BP Exploration Operating Company has been fined £400,000 after pleading guilty yesterday for an oil spill in Shetland nearly seven years ago.
The UK Health and Safety Executive (HSE) said Lerwick Sheriff Court heard the oil spill took place at Sullom Voe Terminal during maintenance work to drain a surge relief pipeline in December 2012.
Around 3.8 tonnes of “extremely flammable, unstabilised crude oil” spilled on to the ground, it added.
BP said while there was no injury to people or impact on the environment, the incident “should never have happened”.
An investigation by HSE found between 12th November and 13th December 2012, BP Exploration Operating Company had “failed to take all measures necessary” to prevent major accidents and to limit their consequences to people and the environment.
It also failed to identify and assess the hazards and risks arising from the undertaking of a “non-routine job”, namely the task of draining water from a drain valve on a surge relief line.
HSE Principal Inspector Greg Haywood said: “This incident could so easily have been avoided by simply carrying out correct control measures and safe working practices.
“Companies should be aware that HSE will not hesitate to take appropriate enforcement action against those that fall below the required standards.”
A spokesperson for BP added: “BP’s operations are underpinned by a relentless focus on safety and risk management.
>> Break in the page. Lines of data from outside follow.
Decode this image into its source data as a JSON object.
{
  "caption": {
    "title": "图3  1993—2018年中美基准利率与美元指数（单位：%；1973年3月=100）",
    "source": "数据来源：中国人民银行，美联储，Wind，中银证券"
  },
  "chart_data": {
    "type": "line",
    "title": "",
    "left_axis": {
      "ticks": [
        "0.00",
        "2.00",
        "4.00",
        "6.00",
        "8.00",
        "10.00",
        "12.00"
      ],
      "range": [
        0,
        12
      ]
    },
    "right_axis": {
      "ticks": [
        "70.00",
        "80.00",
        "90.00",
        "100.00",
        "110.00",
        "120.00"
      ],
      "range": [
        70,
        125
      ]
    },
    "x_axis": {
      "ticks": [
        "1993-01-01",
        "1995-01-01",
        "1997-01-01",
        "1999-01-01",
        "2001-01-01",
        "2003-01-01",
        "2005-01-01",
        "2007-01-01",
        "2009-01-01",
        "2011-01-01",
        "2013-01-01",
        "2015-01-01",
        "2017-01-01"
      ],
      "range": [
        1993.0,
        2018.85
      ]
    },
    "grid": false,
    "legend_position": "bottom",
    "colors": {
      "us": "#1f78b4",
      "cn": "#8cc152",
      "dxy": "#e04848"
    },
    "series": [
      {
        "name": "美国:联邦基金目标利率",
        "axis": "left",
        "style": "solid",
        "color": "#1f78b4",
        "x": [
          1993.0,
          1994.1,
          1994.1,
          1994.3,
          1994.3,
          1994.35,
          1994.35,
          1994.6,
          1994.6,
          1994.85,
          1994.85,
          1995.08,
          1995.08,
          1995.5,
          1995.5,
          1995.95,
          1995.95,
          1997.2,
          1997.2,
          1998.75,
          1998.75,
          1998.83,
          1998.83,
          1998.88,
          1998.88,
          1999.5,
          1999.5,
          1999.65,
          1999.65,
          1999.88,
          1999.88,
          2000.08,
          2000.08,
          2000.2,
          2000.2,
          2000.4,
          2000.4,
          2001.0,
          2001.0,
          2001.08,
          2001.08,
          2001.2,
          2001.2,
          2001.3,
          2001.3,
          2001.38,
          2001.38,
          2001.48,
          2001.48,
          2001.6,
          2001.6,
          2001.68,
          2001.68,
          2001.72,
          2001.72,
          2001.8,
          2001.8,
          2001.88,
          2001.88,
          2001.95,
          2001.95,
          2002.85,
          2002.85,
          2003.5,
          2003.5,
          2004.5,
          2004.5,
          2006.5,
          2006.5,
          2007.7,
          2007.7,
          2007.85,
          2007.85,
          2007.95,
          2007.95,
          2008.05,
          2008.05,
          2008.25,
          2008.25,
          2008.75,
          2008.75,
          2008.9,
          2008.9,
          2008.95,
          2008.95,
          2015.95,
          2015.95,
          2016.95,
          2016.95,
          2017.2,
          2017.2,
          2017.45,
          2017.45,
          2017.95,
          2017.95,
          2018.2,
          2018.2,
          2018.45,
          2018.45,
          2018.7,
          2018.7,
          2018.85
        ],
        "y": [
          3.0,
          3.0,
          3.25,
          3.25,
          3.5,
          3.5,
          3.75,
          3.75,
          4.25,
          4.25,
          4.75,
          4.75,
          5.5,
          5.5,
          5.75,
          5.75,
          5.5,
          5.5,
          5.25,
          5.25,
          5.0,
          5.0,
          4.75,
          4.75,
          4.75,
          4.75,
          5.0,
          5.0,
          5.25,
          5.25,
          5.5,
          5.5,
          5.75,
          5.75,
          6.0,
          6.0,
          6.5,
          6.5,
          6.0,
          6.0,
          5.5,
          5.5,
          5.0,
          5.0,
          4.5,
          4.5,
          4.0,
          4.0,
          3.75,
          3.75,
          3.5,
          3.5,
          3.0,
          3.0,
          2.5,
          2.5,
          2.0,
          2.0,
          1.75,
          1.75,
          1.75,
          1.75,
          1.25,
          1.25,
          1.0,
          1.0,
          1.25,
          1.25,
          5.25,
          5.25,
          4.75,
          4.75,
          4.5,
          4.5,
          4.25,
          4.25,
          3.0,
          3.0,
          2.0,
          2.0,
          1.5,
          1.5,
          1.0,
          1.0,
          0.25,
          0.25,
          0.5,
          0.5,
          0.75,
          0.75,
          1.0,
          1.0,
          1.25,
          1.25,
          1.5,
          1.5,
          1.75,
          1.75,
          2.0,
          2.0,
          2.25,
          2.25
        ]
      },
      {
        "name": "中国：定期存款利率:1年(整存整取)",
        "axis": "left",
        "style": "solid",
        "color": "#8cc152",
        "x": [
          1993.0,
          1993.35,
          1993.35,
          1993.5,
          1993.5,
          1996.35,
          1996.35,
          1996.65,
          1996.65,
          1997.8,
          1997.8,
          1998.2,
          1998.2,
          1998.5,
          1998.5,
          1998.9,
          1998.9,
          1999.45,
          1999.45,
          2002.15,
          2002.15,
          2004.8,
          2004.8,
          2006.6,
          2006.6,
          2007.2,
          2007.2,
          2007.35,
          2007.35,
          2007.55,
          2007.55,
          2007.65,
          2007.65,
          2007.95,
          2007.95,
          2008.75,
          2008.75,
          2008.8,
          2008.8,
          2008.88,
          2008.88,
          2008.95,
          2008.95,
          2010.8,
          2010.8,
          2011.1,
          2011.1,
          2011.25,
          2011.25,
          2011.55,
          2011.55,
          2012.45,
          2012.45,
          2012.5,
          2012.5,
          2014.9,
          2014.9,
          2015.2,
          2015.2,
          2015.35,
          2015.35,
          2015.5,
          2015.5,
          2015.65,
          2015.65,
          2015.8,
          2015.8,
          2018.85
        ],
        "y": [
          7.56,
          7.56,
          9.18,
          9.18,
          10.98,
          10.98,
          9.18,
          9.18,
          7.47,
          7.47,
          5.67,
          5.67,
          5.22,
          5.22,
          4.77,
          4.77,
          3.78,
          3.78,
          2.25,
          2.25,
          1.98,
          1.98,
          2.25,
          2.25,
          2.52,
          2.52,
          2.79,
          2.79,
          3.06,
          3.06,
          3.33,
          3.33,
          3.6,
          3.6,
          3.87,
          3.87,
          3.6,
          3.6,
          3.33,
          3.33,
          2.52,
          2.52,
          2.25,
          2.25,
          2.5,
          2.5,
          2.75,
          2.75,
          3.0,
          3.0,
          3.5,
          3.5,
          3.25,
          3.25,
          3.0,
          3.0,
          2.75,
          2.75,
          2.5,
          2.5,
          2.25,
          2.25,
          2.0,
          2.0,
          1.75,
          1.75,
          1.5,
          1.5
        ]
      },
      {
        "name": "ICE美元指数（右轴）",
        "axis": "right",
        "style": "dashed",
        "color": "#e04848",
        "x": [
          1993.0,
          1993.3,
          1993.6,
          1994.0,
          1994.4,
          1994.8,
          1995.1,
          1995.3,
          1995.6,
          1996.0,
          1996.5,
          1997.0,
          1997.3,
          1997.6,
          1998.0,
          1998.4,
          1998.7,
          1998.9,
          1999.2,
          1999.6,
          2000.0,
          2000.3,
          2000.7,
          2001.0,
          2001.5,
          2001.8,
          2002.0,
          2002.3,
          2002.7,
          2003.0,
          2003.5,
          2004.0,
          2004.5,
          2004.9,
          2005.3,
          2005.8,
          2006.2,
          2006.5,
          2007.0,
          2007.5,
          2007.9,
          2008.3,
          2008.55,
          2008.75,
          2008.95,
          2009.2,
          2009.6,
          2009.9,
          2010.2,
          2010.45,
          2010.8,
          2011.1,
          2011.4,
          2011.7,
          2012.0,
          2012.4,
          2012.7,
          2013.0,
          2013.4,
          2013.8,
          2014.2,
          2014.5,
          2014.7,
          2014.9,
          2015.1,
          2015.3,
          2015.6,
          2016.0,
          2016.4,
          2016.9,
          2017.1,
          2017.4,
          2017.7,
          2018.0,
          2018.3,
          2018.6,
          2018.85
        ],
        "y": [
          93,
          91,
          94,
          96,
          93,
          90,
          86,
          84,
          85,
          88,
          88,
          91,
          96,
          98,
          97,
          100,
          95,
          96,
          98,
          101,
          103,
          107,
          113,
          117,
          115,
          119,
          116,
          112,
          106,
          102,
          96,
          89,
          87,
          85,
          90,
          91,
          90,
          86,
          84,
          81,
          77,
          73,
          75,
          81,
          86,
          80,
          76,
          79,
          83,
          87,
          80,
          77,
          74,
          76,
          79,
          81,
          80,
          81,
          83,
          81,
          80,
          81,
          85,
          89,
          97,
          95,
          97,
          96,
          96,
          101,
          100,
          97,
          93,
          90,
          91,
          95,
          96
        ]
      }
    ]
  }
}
Regrettably, on this occasion in 2012, we fell short of these high standards.
“We carried out a thorough investigation and applied lessons learned up until December 2017 when operatorship of Sullom Voe Terminal transferred to EnQuest. During that transition, we ensured all safety practices BP had built up at SVT over the years were transferred effectively to EnQuest.
“BP remains ever-committed to safe operations across our operations.”